Uma festa de aparelhagem, 
POR Carol Tonetti


Arquitetura são artefatos que permanecem. São prescritivos em sua origem - o desenho que programa o espaço, propõe posturas e determina condutas. O desenho projeta, lança-se à distância na tentativa de organizar a vida que, no embate cotidiano, rebate e subverte, reprograma e ressignifica.
Confrontos que informam aos desenhos como estes fatalmente serão traídos pelos usos em suas intenções originais. Arquiteturas são reorganizadas pelos corpos e atividades humanas, numa constante sobreposição e disputa discursiva frente ao modelo físico.
Tomada como sintoma de ideologias, uma arquitetura pode reascender ideais utópicos, deixar-se atravessar por outros elementos e presenças, dispor-se como exercício e questionamento sociopolítico. Um plenário, uma forma arquitetônica conhecida, um símbolo nacional que replicado a exaustão torna-se imagem desgastada, distante, como um cenário num evento midiático. Em oposição, uma instalação informada por este plenário, reedita essa forma como um modelo não afirmativo a ser ocupado.
Providenciar o necessário, dar lugar à ações e vozes distintas e dissonantes. Disparar inversões possíveis para que o imprevisível aflore, num processo instável e democrático, como nos demonstra o “jogo do poder” 1 .
Propor uma festa de aparelhagem contra o aparelhamento: pelo escorregar de crianças, com o movimento de atores, sob rampas e esconderijos, para meditar numa noite de festa, entre os objetos que guardamos, exibimos ou trazemos conosco, de tantas vozes femininas silenciadas, sobre o que plantamos e comemos, ante o desafio do corpo negro no mundo branco, por um movimento livre e presente dos idosos na cidade, após a soneca do senhor assíduo, sem ficha azul, desde Brasília, até Londres, perante o Ipiranga.


A rig party, 
BY Carol Tonetti


Architecture are artefacts that remain. They are prescriptive by nature – a design that plans a space, proposes behaviours and determines conducts. A design plots, projects itself from a distance in an attempt to organise life, which, in its everyday struggle, hits back, subverts, reprograms and resignifies.

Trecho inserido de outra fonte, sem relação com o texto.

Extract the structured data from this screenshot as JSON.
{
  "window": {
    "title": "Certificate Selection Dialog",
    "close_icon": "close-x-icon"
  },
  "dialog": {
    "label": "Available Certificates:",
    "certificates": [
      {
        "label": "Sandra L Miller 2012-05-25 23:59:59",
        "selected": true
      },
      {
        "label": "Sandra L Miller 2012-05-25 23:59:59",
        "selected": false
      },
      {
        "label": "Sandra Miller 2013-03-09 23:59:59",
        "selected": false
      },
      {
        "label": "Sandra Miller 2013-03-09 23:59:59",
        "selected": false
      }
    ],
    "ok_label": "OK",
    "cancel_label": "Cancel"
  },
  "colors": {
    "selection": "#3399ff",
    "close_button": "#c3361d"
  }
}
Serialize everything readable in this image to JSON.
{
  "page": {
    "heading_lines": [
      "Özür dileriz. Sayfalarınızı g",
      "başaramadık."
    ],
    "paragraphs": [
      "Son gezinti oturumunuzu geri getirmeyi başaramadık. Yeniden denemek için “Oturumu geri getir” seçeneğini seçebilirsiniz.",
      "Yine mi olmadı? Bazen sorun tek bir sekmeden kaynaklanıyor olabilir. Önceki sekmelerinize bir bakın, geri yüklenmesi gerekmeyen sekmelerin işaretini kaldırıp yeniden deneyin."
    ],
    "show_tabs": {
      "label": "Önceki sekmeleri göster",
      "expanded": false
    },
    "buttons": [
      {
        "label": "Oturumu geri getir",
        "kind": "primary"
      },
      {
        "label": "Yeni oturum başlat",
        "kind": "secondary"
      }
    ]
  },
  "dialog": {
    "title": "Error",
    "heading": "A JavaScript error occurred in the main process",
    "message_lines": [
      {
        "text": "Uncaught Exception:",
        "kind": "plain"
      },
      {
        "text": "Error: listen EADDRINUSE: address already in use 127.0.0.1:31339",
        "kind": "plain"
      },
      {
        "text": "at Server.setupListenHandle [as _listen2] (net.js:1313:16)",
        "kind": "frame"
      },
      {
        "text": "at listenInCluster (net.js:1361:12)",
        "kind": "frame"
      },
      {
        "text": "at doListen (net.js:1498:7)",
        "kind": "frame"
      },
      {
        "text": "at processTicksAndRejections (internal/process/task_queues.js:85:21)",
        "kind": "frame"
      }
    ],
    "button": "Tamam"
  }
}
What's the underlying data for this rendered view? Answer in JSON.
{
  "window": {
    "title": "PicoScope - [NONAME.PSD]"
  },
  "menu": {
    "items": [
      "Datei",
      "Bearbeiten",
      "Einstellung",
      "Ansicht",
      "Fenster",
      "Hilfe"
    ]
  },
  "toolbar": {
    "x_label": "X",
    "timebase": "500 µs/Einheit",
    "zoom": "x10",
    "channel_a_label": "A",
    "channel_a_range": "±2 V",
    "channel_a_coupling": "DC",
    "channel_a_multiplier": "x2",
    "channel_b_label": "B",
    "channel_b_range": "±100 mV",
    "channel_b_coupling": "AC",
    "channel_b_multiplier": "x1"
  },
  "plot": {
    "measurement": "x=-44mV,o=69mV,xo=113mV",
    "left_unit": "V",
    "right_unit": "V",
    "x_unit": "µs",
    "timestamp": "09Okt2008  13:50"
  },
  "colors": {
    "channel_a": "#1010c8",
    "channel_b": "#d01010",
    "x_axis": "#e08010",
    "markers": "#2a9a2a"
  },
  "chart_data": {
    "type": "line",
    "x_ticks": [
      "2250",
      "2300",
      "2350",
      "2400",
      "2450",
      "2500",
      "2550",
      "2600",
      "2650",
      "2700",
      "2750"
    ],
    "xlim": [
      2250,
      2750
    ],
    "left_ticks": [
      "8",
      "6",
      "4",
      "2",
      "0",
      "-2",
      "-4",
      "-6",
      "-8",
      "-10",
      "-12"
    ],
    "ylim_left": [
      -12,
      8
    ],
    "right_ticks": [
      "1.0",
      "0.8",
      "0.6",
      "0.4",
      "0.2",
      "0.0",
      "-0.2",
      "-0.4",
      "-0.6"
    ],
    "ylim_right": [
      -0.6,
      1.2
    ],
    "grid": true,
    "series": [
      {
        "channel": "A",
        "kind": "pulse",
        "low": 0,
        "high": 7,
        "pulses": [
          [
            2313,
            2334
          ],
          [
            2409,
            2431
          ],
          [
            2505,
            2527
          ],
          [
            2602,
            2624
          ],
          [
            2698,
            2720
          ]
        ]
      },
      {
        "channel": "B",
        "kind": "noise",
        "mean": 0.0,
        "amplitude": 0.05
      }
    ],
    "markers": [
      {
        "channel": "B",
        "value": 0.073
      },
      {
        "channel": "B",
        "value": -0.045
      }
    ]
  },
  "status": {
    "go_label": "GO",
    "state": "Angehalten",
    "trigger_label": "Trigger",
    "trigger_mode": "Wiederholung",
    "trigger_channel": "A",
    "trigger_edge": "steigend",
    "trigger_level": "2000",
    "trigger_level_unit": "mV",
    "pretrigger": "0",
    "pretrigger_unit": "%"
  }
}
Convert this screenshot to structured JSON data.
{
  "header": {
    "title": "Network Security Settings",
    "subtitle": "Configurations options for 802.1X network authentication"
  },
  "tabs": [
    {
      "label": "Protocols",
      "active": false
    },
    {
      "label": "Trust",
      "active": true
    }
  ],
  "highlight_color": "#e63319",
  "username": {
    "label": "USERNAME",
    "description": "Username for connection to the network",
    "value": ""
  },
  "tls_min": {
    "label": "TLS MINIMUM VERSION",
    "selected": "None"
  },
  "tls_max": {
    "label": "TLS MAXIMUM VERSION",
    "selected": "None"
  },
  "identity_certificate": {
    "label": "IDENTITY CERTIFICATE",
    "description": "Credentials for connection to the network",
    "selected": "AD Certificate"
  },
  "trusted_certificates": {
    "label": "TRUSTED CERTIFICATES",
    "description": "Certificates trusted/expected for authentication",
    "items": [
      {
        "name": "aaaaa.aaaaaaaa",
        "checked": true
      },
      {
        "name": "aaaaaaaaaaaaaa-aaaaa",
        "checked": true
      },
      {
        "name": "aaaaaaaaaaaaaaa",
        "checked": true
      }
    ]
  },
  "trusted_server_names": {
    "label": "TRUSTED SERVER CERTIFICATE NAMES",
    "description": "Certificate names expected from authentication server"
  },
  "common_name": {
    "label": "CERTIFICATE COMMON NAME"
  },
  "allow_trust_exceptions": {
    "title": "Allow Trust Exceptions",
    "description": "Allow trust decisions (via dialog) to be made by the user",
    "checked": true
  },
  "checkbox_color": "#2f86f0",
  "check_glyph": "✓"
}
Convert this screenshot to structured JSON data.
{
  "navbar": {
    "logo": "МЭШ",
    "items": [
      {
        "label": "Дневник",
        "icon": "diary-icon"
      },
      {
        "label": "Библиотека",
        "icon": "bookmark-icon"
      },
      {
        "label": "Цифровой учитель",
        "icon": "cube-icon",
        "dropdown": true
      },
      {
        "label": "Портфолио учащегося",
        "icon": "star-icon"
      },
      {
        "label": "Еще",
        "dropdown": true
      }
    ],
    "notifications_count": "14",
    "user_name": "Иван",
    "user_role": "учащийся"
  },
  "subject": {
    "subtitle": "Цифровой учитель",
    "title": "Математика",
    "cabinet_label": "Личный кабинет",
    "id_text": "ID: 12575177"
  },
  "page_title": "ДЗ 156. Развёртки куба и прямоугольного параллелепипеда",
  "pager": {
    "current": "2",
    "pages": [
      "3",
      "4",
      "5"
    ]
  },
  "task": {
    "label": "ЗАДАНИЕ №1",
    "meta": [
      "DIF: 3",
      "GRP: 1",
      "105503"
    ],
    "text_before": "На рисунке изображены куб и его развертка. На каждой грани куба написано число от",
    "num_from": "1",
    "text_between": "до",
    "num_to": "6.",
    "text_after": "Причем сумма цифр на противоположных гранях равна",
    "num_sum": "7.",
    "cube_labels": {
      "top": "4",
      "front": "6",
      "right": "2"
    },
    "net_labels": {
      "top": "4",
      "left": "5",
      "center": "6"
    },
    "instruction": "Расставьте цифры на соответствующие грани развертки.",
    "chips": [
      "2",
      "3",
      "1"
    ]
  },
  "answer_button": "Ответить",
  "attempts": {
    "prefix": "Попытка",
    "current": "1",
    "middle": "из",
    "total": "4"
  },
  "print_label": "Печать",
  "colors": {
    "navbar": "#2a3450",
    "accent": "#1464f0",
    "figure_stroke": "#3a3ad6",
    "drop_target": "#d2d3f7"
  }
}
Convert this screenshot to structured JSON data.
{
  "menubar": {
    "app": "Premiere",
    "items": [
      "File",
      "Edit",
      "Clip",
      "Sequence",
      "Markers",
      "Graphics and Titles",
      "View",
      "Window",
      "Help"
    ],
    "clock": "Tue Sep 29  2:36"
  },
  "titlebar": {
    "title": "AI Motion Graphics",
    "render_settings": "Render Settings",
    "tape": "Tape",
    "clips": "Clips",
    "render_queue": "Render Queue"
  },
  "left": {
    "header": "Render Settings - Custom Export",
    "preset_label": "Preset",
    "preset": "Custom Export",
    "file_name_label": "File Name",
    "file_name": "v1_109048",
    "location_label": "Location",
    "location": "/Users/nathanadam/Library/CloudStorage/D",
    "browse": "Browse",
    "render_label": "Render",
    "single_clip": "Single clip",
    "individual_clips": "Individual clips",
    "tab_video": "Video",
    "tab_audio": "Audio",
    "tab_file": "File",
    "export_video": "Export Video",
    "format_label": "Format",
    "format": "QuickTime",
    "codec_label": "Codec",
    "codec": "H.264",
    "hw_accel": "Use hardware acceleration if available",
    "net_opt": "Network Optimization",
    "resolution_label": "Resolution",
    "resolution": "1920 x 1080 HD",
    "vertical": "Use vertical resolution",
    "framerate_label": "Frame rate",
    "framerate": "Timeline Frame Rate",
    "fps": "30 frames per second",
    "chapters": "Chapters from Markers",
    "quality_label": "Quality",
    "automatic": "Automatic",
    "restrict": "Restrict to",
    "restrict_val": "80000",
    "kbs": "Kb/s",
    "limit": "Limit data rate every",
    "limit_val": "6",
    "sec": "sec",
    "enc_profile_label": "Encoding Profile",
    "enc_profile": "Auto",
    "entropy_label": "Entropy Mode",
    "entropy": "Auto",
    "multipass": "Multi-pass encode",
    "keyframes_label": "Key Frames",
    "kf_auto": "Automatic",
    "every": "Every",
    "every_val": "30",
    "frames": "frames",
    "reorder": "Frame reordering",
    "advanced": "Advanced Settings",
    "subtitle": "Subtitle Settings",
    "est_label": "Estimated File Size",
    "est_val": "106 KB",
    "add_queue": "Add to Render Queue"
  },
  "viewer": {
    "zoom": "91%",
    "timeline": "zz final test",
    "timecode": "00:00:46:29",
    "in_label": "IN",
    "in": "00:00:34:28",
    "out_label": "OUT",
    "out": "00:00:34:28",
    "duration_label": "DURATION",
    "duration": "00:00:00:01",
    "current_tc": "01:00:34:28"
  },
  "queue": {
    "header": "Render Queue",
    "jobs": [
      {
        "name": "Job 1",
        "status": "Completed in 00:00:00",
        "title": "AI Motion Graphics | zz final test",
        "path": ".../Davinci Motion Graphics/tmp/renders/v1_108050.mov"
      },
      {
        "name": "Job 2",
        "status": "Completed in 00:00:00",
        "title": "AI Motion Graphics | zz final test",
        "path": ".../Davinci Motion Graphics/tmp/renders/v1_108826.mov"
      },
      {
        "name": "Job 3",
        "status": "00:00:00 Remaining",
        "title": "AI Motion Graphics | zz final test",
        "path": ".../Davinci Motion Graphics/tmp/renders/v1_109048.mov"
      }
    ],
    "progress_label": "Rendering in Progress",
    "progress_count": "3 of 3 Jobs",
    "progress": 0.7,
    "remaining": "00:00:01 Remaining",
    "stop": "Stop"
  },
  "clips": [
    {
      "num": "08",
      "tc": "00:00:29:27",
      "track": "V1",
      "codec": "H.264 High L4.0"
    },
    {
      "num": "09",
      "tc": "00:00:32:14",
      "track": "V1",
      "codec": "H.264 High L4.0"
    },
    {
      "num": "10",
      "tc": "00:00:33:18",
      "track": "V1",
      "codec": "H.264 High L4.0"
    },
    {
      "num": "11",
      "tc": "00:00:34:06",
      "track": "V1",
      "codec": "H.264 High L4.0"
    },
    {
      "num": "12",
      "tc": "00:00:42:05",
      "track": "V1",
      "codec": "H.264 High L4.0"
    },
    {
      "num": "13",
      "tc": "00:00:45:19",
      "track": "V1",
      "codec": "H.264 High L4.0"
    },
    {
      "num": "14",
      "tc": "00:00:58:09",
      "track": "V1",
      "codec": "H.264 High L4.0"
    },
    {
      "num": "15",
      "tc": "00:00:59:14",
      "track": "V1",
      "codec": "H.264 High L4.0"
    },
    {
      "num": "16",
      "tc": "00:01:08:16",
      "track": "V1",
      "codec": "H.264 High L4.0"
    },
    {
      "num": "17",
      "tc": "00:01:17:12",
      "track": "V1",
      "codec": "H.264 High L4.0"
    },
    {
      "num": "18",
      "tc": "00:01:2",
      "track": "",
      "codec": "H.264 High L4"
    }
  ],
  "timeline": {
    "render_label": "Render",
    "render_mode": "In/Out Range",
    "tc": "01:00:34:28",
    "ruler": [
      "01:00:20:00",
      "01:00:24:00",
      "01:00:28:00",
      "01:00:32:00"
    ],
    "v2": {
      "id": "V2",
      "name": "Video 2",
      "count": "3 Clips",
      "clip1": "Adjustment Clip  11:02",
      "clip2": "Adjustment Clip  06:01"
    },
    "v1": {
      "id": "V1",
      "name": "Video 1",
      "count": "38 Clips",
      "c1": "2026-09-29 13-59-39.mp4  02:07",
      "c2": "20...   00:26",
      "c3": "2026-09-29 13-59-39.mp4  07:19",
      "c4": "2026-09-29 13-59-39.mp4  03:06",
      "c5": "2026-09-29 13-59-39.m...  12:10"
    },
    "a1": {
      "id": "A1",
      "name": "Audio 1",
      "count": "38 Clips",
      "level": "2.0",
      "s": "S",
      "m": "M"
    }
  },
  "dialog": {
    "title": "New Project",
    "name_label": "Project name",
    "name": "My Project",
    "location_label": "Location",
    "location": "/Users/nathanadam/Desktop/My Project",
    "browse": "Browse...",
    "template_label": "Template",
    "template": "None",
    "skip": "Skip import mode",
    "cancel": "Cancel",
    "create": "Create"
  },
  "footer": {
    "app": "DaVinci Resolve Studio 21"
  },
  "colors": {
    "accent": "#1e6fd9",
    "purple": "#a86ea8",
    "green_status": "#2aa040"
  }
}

Confrontations that inform these kinds of design will inevitably have their original intentions betrayed by forms of use. Architectures are reorganised by bodies and human activity, constantly overlapping and in rhetorical contention with the physical model.

Taken as a symptom of ideologies, architecture can rekindle utopic ideals, let itself be intersected by other elements and presences, act as social-political exercise and scrutiny. A plenary, a known architectural form, a national symbol, which, replicated ad nauseam, becomes a worn out, far away image, like a set in a media event. In opposition, an installation informed by this plenary reedits that form as a non-affirmative model to be occupied.

To arrange what is necessary, to give rise to different and dissenting voices. To trigger potential reversals so that the unpredictable might flourish in an unstable and democratic process, as proven by the “the game of power” .

To propose a rig party against rigging: where children slide, actors move, under ramps and hiding places, to meditate on a night of celebration, among the objects we keep, display or bring with us, of so many silenced female voices, on what we grow and eat, before the challenge of black bodies in a white world, for the free and present movement of senior citizens in the city, after the regular visitor’s siesta, without a blue chip, from Brasília, to London, before the Ipiranga.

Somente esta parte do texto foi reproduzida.